Parfen Rogójin também deixa claros os seus sentimentos em relação ao príncipe, mesmo sendo eles ambíguos e de difícil compreensão. Seria uma mistura de ciúme e inveja por parte de Rogójin ao príncipe Michkím. Rogójin inveja a forma com que o príncipe ama Nastácia Filípovna. Enquanto Rogójin ama de uma forma totalmente platônica e demonstra ter tomado a conquista da pretendente como grande empreitada de sua vida, Michkím simplesmente sente compaixão, compaixão digna de um ser feito de amor e que busca a simplicidade nas expressões (o que também parece incomodar Parfen).

É preciso destacar também a fonte de estudo da cultura russa que o livro vem proporcionando. As descrições, que volto a reafirmar, são longas, porém bem estruturadas e graças a boa estruturação não são pesadas, fornecem a quem lê atenciosamente, uma gama de registros sobre a cultura. As várias reuniões que acontecem nessa parte, tanto em casa de Liébediev, na datcha (casa de verão popular na São Petersburgo em que se passa a história) do príncipe ou na dos Iepántchim, mostram qual era o teor das conversas naquela época.

Implicitamente na escrita e com a ajuda das notas de rodapé que acompanham a edição, é possível notar uma série de relações que o autor estabelece tanto com o Evangelho, quanto com poemas de Puchkin ou histórias de crimes ou julgamentos por crimes que aconteceram na França. Essas associações não servem como argumentos para dizer que o autor se inspirou em um apanhado de artigos e textos, mas que ele teve contato com inúmeros artigos jurídicos e obras tanto de autores passados, quanto de fatos do presente envolvidos com a temática social e política.

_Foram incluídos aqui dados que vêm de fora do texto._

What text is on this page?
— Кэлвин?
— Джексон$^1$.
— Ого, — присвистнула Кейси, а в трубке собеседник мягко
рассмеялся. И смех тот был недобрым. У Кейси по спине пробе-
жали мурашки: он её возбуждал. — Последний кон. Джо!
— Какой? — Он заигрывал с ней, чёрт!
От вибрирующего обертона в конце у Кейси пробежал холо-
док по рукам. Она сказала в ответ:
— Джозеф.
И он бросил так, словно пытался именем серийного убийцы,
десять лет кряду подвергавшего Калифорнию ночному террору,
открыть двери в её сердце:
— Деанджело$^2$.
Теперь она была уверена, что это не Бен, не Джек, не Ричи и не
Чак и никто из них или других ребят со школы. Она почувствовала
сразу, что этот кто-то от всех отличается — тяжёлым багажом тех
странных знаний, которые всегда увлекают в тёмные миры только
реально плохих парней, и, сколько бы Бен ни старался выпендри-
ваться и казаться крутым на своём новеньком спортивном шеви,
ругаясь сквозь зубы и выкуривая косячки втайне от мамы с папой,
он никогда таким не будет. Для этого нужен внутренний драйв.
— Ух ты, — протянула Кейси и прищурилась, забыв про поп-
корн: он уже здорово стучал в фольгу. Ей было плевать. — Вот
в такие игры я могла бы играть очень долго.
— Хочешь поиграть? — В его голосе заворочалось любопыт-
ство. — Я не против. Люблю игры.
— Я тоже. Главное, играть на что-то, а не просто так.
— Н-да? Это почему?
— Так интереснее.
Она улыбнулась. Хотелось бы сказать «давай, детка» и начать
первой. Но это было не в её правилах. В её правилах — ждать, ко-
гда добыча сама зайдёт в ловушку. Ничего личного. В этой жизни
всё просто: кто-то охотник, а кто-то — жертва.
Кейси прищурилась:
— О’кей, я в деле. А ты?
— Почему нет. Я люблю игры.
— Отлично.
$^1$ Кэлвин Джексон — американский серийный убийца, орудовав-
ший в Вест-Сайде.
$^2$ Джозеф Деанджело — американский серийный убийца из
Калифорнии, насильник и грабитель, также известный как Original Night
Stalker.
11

As profundas reflexões a cerca da natureza e da condição humana também se mostraram presentes no capítulo e destaco as duas que mais chamam a atenção pela profundidade e pela solidez do embasamento:

A brilhante defesa de Liébediev (o qual parece ter sua eloqüência associada a embriaguez e aos tumultos da sociedade, principalmente sobre temas sociais que despertem várias significações) sobre o caso de um homem que, no século XII teria praticado antropofagia com monges e posteriormente com bebês. O fato quando foi introduzido na conversação provocou a indignação de todos os presentes, porém Liébediev se valeu de uma série de argumentos, entre os quais pode se destacar a necessidade e a bondade inerente da alma, considerando que o canibal teria assumido o crime posteriormente, mediante os sentimentos provocados em sua alma devido ao crime praticado. Liébediev se vale também das condições da época.

A narrativa do tísico Hipolit, que considera as suas duas últimas semanas de vida e decide escrever um artigo para ler em sociedade. Durante uma das reuniões, se vale da sua situação e pede licença para ler o escrito. O escrito se mostra como um manifesto a futilidade de certos seres sociais, tanto ricos que se dedicam a determinadas atividades, quanto a pobres que, segundo o personagem, são pobres devido ao próprio querer. Com a narrativa do escrito, Hipolit revela o seu descontentamento e raiva de uma sociedade que em sua impressão é além de desorganizada, corrupta.

Concluindo, é notável nesta terceira parte como a narrativa se mostra circular. Circular porque quem lê com atenção nota como o personagem do príncipe começa a se colocar no centro dos acontecimentos. Todos os fatos narrados possuem ao menos uma ligação com o príncipe e antes de chegarem a sua conclusão envolvendo as partes, passam pelo personagem do príncipe.  Ao que tudo indica, como eu já mostrei no começo da resenha, na órbita de tudo que se refere ao príncipe, começa a se dar as pequenas conclusões, que conforme o ritmo da narrativa chegará a conclusão final da obra.